A new round of adrenaline shot through my body, making me feel warm all over with a newfound lightness in my chest.

"Okay. Frizz, let's just say this. We've both made mistakes. Neither of us is perfect. And that's okay, that's life, right? Nobody gets through it without any bumps and bruises. God knows we've had our fair share. But I miss you, and I'd really like to be friends again."

"Oh, Ron," she replied, drying her eyes again and nodding. "I'd like that…more than you know."

"And, please, if something I do or say is bothering you in the future, just say something. I'd always rather address it than ignore it and let the negative feelings slowly intensify."

"I will, I promise."

Our gazes connected across the table once again, but this time they remained squarely fixed on each other. Both of us were still blushing furiously, but I didn't care. All I wanted to do was jump out of my seat, swing around to the opposite booth, and wrap her in a hug. And for the first time in ages, I was getting the impression that she might reciprocate. Reminding myself to breathe, I smiled at her, which she immediately returned.
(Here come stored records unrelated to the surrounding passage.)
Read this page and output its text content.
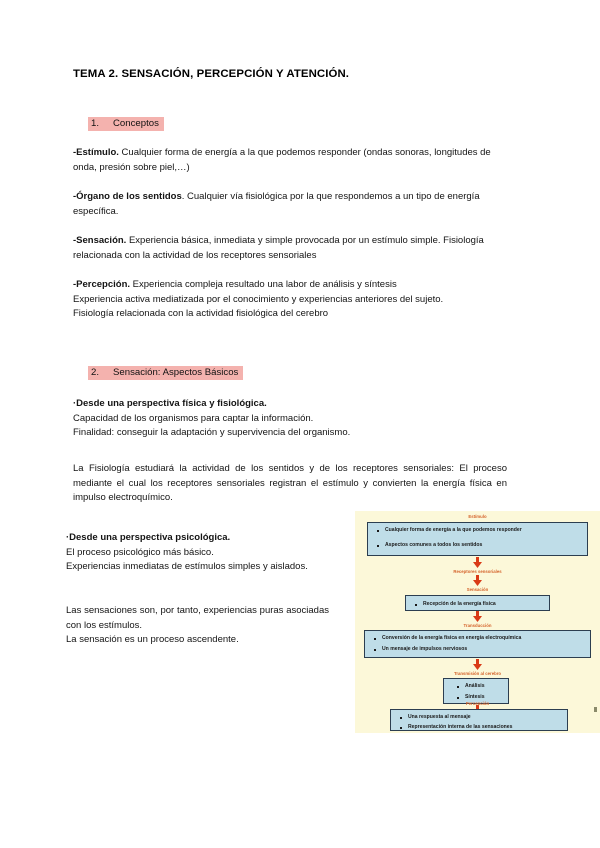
TEMA 2. SENSACIÓN, PERCEPCIÓN Y ATENCIÓN.
1. Conceptos
-Estímulo. Cualquier forma de energía a la que podemos responder (ondas sonoras, longitudes de onda, presión sobre piel,…)
-Órgano de los sentidos. Cualquier vía fisiológica por la que respondemos a un tipo de energía específica.
-Sensación. Experiencia básica, inmediata y simple provocada por un estímulo simple. Fisiología relacionada con la actividad de los receptores sensoriales
-Percepción. Experiencia compleja resultado una labor de análisis y síntesis
Experiencia activa mediatizada por el conocimiento y experiencias anteriores del sujeto.
Fisiología relacionada con la actividad fisiológica del cerebro
2. Sensación: Aspectos Básicos
·Desde una perspectiva física y fisiológica.
Capacidad de los organismos para captar la información.
Finalidad: conseguir la adaptación y supervivencia del organismo.
La Fisiología estudiará la actividad de los sentidos y de los receptores sensoriales: El proceso mediante el cual los receptores sensoriales registran el estímulo y convierten la energía física en impulso electroquímico.
·Desde una perspectiva psicológica.
El proceso psicológico más básico.
Experiencias inmediatas de estímulos simples y aislados.
Las sensaciones son, por tanto, experiencias puras asociadas con los estímulos.
La sensación es un proceso ascendente.
Estímulo
Cualquier forma de energía a la que podemos responder
Aspectos comunes a todos los sentidos
Receptores sensoriales
Sensación
Recepción de la energía física
Transducción
Conversión de la energía física en energía electroquímica
Un mensaje de impulsos nerviosos
Transmisión al cerebro
Análisis
Síntesis
Percepción
Una respuesta al mensaje
Representación interna de las sensaciones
I felt like I was seventeen again, like I had just picked her up for the homecoming dance and was seeing her in a whole new light.

She was it for me. Nobody else would do.

"So…" I said, trying not to sound like a lovestruck idiot.

"So…"

"Umm, I've told you about me, but what about you? What have you been up to? You mentioned working with your therapist on your life goals…made any decisions?"

Her face twisted as she tried to conceal a smile, telling me right away that she was keeping something from me. I could practically feel her excitement. She had never been good at hiding big news. "Well," she started, shifting in her seat, "I suppose I have. I've actually been quite busy lately."

"Oh really? Busy with what?"

"Busy with my life. Getting things back on track. And…so, to be completely forthright with you, that's another reason why I wanted to meet back up now. Let's just say that the timing of this meeting is not strictly coincidental," she replied, the sly grin extending further across her face.

The muscles tensed in my face as my eyebrows knitted together, and I tilted my head and glared back at her. "I'm confused…"

"I figured you would be. Tell you what, are you up for a walk?"

"A walk?"

"Yeah. I have something I want to show you."